Pederíamos dar outros exemplos dessa década como a
experiência do “TV Mix” na Gazeta (com Astrid Fotenelle e Sergio Groisman) ou
Goulart de Andrade com o “Comando da Madrugada”. Em todas essas experiências a
metalinguagem era exercida de forma crítica e com um destino certo: a crítica à linguagem
convencional e “certinha” do mainstream
representado pela poderosa TV Globo.
A metalinguagem vira making off
"Show do Esporte": no final da década de 1980a metalinguagem coverte-se em eventos-encenação |
O ápice do autismo e solipsismo do “Show do Esporte” foi
quando o repórter Elia Júnior entrevistou seu patrão Luciano do Valle (ao vivo
no estádio do Pacaembu) dublê de técnico da seleção brasileira de futebol
sênior e dono da empresa que criara o evento que o próprio programa estava
transmitindo como “evento esportivo” – e enfrentando adversários pagos pela
empresa do qual era proprietário o que criava um situação de surreal ironia.
Umberto Eco chamava esses eventos irônicos e solipsistas de “eventos-encenação”:
“Nos últimos dez anos [este texto de Umberto Eco foi publicado em 1983], porém, a transmissão ao vivo apresentou mudanças radicais no que se refere à encenação: das cerimônias papais a muitos acontecimentos políticos e espetaculares, sabemos que eles não teriam sido concebidos da maneira como foram, se não tivessem existido as telecâmeras.
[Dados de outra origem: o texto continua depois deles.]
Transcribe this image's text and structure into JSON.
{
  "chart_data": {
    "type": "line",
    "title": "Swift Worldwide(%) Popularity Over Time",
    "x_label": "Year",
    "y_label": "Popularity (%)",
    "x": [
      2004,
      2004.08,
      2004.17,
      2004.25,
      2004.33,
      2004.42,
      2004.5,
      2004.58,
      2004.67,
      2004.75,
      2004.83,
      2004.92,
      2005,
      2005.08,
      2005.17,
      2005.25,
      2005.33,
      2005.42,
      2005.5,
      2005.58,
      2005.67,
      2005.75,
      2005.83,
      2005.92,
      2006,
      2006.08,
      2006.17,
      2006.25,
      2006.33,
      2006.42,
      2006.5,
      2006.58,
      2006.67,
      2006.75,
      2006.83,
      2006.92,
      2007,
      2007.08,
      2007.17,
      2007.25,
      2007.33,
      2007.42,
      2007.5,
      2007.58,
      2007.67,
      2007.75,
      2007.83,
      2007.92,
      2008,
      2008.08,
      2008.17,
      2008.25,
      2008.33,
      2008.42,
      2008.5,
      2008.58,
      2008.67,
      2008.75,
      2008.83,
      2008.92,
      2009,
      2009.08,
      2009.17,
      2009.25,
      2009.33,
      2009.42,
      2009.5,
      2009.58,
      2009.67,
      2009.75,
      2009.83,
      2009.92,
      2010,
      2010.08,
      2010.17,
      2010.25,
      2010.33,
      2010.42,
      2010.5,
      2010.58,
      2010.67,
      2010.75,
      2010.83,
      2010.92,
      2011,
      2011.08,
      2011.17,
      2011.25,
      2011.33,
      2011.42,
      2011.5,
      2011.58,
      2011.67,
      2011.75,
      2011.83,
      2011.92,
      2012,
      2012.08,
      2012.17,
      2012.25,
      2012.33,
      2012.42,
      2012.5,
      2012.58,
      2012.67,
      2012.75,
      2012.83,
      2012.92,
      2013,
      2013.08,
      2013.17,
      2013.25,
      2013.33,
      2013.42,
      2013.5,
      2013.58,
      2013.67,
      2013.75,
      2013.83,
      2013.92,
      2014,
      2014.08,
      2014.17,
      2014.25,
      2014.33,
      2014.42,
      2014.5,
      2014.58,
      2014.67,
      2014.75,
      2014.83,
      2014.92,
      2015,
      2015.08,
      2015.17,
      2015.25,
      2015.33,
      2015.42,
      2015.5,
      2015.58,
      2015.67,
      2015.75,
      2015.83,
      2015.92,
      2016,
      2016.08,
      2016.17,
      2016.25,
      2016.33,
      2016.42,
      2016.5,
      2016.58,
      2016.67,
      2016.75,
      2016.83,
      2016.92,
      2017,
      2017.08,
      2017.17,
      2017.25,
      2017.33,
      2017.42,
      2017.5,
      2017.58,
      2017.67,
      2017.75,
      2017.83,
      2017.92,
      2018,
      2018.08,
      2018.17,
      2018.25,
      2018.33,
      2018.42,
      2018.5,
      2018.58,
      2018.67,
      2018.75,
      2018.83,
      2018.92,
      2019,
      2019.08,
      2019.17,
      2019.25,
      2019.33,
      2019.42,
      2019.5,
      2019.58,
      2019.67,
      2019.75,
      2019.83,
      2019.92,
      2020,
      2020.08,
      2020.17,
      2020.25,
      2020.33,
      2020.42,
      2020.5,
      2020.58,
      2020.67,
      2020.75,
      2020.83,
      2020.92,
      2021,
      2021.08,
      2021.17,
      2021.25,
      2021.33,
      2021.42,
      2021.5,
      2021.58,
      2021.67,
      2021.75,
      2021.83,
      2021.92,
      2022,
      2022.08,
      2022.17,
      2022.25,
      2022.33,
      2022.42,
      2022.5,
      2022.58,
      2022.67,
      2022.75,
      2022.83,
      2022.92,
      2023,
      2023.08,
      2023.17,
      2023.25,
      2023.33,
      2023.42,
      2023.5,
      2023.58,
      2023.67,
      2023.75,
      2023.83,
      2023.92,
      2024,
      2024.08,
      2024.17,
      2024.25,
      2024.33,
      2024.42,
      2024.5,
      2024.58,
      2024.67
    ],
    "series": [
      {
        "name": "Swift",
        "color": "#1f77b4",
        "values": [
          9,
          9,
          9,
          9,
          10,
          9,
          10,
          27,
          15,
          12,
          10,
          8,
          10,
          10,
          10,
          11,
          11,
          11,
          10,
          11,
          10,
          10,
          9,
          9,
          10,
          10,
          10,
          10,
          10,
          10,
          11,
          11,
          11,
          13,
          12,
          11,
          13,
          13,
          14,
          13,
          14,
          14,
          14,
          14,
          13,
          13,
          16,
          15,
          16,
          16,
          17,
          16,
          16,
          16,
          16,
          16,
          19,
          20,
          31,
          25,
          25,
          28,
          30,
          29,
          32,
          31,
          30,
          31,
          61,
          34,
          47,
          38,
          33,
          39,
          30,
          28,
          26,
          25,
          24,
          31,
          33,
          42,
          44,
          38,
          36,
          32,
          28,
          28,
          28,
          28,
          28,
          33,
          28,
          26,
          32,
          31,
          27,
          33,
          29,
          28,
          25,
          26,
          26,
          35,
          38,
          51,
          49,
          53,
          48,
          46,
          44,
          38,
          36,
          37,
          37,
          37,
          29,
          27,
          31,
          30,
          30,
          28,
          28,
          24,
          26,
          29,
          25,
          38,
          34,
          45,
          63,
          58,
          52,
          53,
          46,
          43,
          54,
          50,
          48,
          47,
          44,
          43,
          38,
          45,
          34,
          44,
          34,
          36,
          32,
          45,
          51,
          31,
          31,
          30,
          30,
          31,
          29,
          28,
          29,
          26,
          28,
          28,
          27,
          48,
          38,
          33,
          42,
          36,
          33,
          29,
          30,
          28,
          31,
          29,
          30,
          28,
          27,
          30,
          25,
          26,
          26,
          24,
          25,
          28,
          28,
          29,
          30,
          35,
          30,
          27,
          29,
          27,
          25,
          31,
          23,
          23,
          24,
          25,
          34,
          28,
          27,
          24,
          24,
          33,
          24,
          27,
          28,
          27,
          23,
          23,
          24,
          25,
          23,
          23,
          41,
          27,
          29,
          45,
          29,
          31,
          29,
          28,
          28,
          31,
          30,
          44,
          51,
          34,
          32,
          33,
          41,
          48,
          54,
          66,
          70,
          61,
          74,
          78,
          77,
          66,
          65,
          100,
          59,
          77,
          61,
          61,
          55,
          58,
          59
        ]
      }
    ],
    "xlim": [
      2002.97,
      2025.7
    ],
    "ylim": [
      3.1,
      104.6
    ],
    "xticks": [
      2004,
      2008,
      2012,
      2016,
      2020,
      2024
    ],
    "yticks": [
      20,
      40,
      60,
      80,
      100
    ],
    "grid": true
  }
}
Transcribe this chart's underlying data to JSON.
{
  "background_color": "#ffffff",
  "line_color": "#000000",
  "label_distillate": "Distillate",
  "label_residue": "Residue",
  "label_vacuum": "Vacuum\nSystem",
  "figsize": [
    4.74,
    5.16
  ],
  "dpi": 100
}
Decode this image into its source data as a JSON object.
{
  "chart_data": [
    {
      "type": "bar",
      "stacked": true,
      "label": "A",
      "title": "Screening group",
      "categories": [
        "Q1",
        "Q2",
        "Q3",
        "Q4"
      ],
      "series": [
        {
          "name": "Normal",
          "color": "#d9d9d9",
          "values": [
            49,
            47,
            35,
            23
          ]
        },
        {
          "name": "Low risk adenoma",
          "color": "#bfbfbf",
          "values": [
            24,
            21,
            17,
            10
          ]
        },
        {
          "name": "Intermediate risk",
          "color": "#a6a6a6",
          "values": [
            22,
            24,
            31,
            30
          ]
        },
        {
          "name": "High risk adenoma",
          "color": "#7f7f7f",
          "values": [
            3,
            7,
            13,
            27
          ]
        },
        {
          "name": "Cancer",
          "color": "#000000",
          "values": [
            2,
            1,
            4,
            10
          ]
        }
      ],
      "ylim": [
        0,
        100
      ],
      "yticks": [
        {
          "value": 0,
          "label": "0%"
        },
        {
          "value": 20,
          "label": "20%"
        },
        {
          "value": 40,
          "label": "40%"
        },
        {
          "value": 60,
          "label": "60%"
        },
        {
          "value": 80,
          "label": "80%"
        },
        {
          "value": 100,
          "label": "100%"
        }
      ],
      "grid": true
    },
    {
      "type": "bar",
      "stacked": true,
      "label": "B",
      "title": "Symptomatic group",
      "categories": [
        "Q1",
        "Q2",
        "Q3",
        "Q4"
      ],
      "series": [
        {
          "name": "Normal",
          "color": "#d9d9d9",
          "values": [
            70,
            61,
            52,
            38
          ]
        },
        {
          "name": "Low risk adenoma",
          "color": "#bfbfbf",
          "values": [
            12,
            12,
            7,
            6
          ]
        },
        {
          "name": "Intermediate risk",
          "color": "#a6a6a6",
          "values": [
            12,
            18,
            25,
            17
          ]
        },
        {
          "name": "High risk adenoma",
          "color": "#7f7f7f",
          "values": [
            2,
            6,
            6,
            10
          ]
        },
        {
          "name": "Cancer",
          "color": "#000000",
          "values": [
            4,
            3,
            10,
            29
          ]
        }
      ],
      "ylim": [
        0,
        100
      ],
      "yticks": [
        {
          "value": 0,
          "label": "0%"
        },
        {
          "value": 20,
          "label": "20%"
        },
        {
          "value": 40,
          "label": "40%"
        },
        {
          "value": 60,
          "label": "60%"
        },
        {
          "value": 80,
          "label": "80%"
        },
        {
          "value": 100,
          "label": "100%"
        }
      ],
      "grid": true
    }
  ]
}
Aproximamo-nos cada vez mais da predisposição do evento natural para com os fins da transmissão pela televisão. O acontecimento que demonstra a verdade dessa hipótese é o casamento do príncipe herdeiro do Reino Unido. Esse evento não só não teria desenrolado como se deu, mas possivelmente não teria mesmo se desenrolado, caso não tivesse sido concebido para a televisão” (ECO, Umberto. “Televisão: a transparência perdida” In: Viagens na Irrealidade Cotidiana p. 196-7.
A televisão não se limita a transmitir eventos: ela deve
criá-los, apropriar-se deles para encaixá-los na sua logística, timing, grade
horária. Mais ainda: como já apontava o historiador Daniel Boorstin na década
de 1960, a mídia viveria um descompasso entre a necessidade de um fluxo
constante de acontecimentos (fornecimento constante de conteúdos para preencher
a grade de programação) e a produção espontânea e real de eventos.
Os eventos-encenação e a metalinguagem convertida em making off são as resultantes do
crescimento e complexidade da mídia que, de tão obesa, fecha-se em si mesma e
filtra o real de acordo com sua onisciência e onipresença. Se isso é o
resultado de uma evolução histórica das mídias como apontam Eco e Boorstin,
imagine no caso brasileiro onde se acrescenta a isso o monopólio político da TV
Globo.
Portanto, o abismo metalinguístico comanda por Thiago Leifer
deve ser compreendido nessas duas dimensões: a da história geral das mídias e da
história da constituição do monopólio midiático e político da TV Globo.